Es gab vor einiger Zeit einen interessanten Bericht im Fernsehen über Erdhügelhäuser. http://www.solarc-erdhuegelhaus.de/
Dabei wird ein Holzskelett gefüllt mit Lehmziegeln, darüber ein begrastes Dach.
Der einzige Nachteil ist, dass man so ein Haus nicht überall hinstellen kann, da bestimmte Voraussetzungen notwendig sind.

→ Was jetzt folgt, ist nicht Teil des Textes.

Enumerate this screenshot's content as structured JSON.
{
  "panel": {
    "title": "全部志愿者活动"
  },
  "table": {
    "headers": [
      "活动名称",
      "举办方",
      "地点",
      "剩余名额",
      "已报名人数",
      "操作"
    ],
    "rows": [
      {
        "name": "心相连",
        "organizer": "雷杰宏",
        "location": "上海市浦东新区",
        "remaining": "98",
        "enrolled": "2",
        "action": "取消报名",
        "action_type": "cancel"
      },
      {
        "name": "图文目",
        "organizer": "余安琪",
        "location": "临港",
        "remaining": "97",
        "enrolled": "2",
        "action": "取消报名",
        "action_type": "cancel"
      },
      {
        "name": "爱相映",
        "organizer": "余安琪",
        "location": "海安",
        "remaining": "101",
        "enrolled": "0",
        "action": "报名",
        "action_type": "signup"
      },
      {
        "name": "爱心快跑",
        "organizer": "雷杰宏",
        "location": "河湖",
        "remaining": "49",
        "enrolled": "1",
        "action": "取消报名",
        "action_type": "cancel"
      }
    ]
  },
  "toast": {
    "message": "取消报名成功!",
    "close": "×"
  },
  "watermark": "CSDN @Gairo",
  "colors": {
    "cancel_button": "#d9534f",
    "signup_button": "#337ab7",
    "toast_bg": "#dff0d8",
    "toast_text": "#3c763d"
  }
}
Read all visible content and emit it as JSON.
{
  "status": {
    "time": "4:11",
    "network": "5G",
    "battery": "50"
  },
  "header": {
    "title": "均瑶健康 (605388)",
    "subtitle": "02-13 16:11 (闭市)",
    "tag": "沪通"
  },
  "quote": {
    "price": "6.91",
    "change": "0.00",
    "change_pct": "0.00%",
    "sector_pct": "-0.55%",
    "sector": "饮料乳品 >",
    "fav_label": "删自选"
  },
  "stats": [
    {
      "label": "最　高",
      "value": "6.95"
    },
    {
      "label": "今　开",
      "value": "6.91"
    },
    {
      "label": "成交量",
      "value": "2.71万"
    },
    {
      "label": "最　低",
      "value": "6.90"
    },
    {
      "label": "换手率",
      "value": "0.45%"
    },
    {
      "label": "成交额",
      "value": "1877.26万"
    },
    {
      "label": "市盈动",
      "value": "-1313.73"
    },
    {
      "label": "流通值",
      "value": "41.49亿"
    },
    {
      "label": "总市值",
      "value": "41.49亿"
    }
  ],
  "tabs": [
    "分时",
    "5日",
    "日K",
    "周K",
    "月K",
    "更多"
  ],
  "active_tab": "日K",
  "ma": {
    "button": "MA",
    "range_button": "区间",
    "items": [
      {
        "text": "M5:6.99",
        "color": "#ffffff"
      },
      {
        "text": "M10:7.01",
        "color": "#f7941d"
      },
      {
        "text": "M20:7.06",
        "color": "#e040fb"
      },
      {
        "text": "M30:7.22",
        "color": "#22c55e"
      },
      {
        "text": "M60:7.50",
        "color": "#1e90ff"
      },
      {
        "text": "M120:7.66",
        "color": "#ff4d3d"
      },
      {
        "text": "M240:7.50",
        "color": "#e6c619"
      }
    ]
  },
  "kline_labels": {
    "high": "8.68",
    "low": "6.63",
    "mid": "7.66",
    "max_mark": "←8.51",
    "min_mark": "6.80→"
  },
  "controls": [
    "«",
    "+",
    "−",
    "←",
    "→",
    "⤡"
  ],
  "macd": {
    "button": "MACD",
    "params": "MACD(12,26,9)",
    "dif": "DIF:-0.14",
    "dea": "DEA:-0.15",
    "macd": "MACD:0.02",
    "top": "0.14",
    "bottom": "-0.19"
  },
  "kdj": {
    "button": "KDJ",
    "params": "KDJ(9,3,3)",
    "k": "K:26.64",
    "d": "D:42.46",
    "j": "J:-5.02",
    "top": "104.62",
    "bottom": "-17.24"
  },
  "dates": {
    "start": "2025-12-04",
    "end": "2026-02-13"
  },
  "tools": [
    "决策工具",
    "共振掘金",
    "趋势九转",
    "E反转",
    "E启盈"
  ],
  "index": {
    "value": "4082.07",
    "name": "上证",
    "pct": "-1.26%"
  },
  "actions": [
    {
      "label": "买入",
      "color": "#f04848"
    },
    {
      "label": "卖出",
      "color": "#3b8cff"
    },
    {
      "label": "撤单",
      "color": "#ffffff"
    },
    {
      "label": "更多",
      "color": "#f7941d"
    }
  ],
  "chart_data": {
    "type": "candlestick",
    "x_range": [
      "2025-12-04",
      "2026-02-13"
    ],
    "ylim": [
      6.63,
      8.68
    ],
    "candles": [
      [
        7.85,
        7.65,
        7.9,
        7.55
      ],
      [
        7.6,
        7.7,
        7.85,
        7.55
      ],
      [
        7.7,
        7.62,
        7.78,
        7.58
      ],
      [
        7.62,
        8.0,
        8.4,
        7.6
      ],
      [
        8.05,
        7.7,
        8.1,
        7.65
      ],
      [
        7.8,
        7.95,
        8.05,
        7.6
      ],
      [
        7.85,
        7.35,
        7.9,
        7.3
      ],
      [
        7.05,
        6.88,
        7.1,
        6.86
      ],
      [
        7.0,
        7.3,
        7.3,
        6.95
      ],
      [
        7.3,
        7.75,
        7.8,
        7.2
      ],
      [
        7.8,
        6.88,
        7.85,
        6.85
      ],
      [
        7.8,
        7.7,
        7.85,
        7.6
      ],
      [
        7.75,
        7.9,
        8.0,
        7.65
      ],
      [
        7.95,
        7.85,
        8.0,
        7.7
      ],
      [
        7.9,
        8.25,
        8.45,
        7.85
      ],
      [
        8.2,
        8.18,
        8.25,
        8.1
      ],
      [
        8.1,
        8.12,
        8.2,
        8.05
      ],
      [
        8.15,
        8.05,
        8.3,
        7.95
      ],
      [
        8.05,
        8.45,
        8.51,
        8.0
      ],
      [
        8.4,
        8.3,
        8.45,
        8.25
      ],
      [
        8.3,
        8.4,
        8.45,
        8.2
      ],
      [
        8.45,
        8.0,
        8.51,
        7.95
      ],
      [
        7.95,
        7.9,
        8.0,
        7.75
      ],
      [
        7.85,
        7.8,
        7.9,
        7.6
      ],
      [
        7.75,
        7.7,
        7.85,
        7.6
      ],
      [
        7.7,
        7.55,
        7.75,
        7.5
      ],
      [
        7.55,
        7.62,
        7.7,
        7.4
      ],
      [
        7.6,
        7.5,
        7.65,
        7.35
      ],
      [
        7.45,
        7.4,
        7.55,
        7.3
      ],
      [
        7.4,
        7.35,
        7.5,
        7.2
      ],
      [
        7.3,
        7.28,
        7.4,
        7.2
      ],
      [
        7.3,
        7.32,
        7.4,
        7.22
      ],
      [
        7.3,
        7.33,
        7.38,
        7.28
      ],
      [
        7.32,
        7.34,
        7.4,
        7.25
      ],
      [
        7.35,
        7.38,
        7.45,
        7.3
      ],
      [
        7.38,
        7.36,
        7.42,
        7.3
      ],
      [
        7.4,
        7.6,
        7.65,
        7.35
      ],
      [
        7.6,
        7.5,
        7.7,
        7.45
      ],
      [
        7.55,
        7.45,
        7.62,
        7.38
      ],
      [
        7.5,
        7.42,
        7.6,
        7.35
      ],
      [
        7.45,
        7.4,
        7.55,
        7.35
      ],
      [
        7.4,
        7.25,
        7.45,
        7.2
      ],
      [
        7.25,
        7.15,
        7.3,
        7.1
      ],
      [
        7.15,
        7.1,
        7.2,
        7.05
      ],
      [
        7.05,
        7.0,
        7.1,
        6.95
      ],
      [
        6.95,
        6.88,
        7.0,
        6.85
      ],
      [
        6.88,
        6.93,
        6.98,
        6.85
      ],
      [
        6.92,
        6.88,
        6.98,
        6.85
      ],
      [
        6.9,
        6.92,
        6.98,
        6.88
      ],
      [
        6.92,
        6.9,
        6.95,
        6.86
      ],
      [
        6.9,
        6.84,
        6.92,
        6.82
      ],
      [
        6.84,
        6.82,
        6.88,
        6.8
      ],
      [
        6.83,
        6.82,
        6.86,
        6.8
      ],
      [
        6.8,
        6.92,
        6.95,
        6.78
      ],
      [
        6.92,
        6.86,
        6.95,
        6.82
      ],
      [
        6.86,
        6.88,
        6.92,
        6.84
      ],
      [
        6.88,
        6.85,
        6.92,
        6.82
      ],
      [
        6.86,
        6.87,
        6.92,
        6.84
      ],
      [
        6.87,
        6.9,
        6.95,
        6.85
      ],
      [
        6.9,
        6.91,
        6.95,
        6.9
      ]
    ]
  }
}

Mittlerweile gibt es viele Lehm-Produkte am Markt. Die Palette umfasst Ziegel, Platten, Lehmputz in verschieden Farben. Allerdings ist es soweit ich informiert bin nicht möglich, tragende Wände mit Lehmziegeln zu errichten, da diese zu schwach sind. Daher wird Lehm meist in Kombination mit anderen Materialen (vorzugsweise Holz) eingesetzt. Wichtig bei Lehmwänden ist auch, dass man die richtigen Farben verwendet, wenn diese gestrichen werden. Normale Dispersionsfarben verschließen die Poren und zerstören die Atmungseigenschaften. Besser sind da Kalkfarben, wie sie früher auch verwendet wurden. Für den Außenbereich ist Lehm nur bedingt geeignet, da dieser in Verbindung mit Wasser wieder weich und matschig wird. Möglicherweise gibt es aber dafür eine spezielle Behandlung (Anstrich).
Interessant finde ich auch den Umstand, dass Lehmputz wenn man den von der Wand klopft angeblich wieder mit Wasser angerührt und neu werwendet werden kann - somit also wiederverwertbar.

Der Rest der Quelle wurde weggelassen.